En 2000, la directive-cadre sur l’eau (DCE) est adoptée. Elle vise à instaurer une politique commune dans le domaine de l’eau, afin d’y réduire la pollution et d’améliorer l’état des écosystèmes humides. Elle est complétée par beaucoup d’autres directives, notamment en 2020 avec la directive européenne sur l’eau potable. Ces textes régissent précisément des niveaux de substance chimiques à ne pas dépasser dans l’eau, qu’elle soit destinée à la baignade ou à la consommation. Cette directive impose 31 points de contrôles de paramètres chimiques ainsi que 18 points de contrôles de paramètres dit « indicateurs » comme la couleur, le goût ou la concentration en ions hydrogène (pH) de l’eau. D’une manière générale, il existe 4 grandes menaces pour la qualité de l’eau du robinet : le niveau de nitrates (NO3) issus des engrais dit « azotés » (responsable entre autre de la prolifération d’algues vertes) ; le niveau de plomb, le niveau de pesticides et la radioactivité de l’eau.
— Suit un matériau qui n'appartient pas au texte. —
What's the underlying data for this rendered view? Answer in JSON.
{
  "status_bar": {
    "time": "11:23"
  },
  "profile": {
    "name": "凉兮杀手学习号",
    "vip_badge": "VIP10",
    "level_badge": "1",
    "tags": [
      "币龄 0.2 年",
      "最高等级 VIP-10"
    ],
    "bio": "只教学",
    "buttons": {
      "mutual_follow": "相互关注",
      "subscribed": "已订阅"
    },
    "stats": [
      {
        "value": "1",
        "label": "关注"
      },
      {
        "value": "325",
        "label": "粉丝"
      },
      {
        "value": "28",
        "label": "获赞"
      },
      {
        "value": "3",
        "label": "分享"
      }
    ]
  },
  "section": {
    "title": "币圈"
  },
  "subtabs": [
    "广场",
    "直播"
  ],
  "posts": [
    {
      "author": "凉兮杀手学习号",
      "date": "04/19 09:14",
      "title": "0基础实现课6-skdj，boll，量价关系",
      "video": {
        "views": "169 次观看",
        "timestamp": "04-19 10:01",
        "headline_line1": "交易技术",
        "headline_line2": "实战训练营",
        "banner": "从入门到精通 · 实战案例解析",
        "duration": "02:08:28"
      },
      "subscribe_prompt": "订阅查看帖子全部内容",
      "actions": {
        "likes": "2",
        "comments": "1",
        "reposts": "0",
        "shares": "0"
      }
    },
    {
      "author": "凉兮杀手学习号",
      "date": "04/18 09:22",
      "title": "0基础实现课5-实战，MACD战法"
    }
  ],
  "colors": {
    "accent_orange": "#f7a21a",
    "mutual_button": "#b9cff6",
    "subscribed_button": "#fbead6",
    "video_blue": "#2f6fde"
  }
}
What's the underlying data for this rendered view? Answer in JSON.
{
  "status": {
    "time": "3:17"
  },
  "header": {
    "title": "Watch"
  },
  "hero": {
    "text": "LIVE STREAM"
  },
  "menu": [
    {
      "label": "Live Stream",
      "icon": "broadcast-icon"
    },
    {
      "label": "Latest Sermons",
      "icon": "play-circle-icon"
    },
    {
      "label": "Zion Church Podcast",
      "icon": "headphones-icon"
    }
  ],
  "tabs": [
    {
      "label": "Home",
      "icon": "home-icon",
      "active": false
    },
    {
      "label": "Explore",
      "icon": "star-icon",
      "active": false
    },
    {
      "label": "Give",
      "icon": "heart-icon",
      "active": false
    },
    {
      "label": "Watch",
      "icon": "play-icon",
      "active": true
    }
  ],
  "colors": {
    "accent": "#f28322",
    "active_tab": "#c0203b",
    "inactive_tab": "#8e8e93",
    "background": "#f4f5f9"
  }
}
©DCE Fréquence de contrôle de l’eau en fonction du volume distribué
Cependant, lors de la révision de ce texte impulsée par les citoyens de l’Union européenne grâce à une ICE (Initiative Citoyenne Européenne) appelée « Right2Water » qui a récolté près de 2 millions de signatures, elle n’a été finalement que faiblement transposée dans un texte du Conseil de l’Union européenne réunissant les ministres de l’environnement. L’ICE qui avait consacré un « droit à l’eau et à l’assainissement » tel que l’ONU le consacre, n’a été repris que dans des termes très généraux par le Conseil. Ainsi le texte consacre un droit à l’eau et à l’assainissement, sans plus de précision.
Or, lorsqu’une disposition d’un texte est abordée seulement en des termes généraux et sans instruments législatifs et exécutifs pour l’accompagner, il est quasi-impossible que ce droit soit appliqué concrètement. Pour obliger la Commission à appliquer ce principe de droit à l’eau, il pourrait alors être intéressant de saisir la Cour de Justice de l’Union Européenne, pour que les magistrats européens consacrent ce principe mais en lui donnant la possibilité d’être appliqué par des dispositions claires.
En attendant, toujours 11% de la population européenne est en proie à des pénuries d’eau, soit près de 47 millions de personnes, ce qui n’ira pas en s’arrangeant en raison de la hausse des températures due au réchauffement climatique.
Si l’eau est précieuse, les actions politiques pour la préserver le sont tout autant.